Photo : La Presse canadienne / CHAD HIPOLITO

L’obligation de montrer une preuve vaccinale dans certains lieux publics en Colombie-Britannique pourrait être levée d'ici le 30 juin, si la situation pandémique s’améliore, annonce la médecin-hygiéniste en chef, Bonnie Henry.

En vigueur depuis le 13 septembre 2021, le passeport vaccinal permet aux commerces, notamment les restaurants, salles de cinéma et gyms, de maintenir leurs activités, fait-elle valoir.

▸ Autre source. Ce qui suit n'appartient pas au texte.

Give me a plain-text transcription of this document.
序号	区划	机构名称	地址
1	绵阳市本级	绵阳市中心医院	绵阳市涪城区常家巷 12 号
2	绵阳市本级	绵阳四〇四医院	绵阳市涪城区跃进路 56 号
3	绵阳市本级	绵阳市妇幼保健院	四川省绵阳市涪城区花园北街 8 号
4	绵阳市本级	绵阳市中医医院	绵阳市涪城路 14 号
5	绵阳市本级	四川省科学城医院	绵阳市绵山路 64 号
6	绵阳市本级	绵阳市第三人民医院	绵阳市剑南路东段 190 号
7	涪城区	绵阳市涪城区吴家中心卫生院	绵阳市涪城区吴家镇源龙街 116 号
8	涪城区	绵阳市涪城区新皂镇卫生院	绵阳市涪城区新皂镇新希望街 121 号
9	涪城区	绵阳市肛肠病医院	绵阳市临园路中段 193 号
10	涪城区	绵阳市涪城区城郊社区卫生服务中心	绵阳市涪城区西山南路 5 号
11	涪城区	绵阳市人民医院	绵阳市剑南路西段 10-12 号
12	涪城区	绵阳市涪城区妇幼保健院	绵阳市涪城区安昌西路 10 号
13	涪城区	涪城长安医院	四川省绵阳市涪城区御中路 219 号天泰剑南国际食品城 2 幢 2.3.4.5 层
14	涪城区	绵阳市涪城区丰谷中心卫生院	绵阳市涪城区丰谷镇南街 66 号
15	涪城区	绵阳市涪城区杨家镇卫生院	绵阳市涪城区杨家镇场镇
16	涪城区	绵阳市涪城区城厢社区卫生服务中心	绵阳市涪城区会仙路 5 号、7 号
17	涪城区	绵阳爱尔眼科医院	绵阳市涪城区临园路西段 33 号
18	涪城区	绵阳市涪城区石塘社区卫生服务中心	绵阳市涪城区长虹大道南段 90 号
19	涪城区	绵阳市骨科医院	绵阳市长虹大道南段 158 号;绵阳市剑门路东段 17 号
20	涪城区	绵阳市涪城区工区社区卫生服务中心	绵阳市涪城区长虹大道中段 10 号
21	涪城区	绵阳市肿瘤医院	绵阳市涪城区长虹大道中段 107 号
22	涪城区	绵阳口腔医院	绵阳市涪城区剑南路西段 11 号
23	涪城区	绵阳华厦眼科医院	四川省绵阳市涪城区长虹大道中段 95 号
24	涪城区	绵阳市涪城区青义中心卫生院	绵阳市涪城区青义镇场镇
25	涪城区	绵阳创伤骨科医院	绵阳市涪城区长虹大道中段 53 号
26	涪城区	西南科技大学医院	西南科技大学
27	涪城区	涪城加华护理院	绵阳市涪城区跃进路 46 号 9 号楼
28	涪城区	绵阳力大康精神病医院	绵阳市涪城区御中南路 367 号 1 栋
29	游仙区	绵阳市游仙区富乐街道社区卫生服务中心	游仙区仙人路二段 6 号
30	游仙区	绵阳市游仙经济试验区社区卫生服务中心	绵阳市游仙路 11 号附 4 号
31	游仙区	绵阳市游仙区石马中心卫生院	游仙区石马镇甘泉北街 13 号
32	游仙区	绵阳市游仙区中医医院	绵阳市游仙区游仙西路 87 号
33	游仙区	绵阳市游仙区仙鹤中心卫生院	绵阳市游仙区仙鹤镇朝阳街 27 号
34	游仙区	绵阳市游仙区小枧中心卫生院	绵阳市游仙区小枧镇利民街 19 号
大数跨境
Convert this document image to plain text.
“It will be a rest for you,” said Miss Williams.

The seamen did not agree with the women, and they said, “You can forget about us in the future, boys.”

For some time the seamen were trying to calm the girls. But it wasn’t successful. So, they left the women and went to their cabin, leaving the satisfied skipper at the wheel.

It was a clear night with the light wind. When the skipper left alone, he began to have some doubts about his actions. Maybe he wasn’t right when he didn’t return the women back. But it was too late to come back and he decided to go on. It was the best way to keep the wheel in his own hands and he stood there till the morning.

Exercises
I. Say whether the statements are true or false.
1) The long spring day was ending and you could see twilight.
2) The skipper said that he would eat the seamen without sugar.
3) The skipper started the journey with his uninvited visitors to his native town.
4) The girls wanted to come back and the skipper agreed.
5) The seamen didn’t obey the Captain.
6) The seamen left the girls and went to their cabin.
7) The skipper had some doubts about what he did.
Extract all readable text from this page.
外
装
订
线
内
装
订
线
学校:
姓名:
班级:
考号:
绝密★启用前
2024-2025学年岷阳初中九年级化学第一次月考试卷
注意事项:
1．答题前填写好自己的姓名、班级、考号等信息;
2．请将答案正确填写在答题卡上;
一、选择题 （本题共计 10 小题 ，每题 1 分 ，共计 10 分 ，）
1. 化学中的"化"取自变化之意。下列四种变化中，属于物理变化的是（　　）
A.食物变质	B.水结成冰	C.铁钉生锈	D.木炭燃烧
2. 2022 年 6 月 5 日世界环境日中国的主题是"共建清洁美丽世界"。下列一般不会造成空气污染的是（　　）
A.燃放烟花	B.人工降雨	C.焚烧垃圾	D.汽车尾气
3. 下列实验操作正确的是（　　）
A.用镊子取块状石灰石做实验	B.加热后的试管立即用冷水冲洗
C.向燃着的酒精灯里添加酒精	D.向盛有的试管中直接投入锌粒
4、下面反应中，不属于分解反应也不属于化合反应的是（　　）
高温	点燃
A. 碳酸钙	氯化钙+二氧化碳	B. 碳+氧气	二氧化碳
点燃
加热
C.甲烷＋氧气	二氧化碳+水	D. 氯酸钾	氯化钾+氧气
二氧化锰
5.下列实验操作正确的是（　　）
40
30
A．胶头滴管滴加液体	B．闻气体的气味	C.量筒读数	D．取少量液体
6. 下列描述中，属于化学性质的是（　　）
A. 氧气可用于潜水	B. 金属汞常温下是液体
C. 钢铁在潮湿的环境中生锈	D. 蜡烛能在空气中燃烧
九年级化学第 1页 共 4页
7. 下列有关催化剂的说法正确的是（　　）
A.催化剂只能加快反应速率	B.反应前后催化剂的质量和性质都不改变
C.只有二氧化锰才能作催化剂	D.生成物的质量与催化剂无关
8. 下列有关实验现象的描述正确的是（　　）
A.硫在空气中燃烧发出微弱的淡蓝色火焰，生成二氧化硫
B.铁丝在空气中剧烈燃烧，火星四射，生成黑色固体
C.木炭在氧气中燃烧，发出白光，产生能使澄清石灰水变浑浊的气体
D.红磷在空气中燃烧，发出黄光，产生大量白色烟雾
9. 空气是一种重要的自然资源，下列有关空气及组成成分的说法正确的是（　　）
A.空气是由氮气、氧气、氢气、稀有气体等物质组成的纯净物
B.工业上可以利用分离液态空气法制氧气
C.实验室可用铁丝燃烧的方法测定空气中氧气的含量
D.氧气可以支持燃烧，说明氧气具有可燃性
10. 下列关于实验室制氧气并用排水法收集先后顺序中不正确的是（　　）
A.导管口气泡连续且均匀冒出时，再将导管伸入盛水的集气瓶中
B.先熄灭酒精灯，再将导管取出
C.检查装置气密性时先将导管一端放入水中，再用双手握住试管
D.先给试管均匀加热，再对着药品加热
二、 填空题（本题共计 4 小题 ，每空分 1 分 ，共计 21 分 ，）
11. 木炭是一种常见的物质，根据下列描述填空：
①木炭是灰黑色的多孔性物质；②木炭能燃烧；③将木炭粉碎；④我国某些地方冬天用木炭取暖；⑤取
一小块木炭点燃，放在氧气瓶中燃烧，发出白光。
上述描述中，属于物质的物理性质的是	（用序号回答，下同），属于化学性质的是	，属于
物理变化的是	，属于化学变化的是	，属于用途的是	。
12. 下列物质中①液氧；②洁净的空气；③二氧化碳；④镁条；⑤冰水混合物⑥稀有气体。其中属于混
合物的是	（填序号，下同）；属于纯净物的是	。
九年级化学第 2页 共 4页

Or, la santé publique de la province estime que le variant Omicron pourrait signer la fin de la pandémie.Le passeport vaccinal ne sera plus nécessaire à un certain point, rappelle la Dre Henry.

« Je crois que nous connaîtrons un été plus doux, où nous n’aurons plus besoin des restrictions que nous avons en place. »

— Une citation de  Dre Bonnie Henry, médecin-hygiéniste en chef de la C.-B.
    Notre dossier COVID-19 : ce qu'il faut savoir

    Près de 1000 personnes hospitalisées

    Pour le moment, la pandémie ne semble pas s'essouffler et le personnel médical, déjà épuisé, n’est pas au bout de ses peines, le pic d'hospitalisations n'étant pas atteint.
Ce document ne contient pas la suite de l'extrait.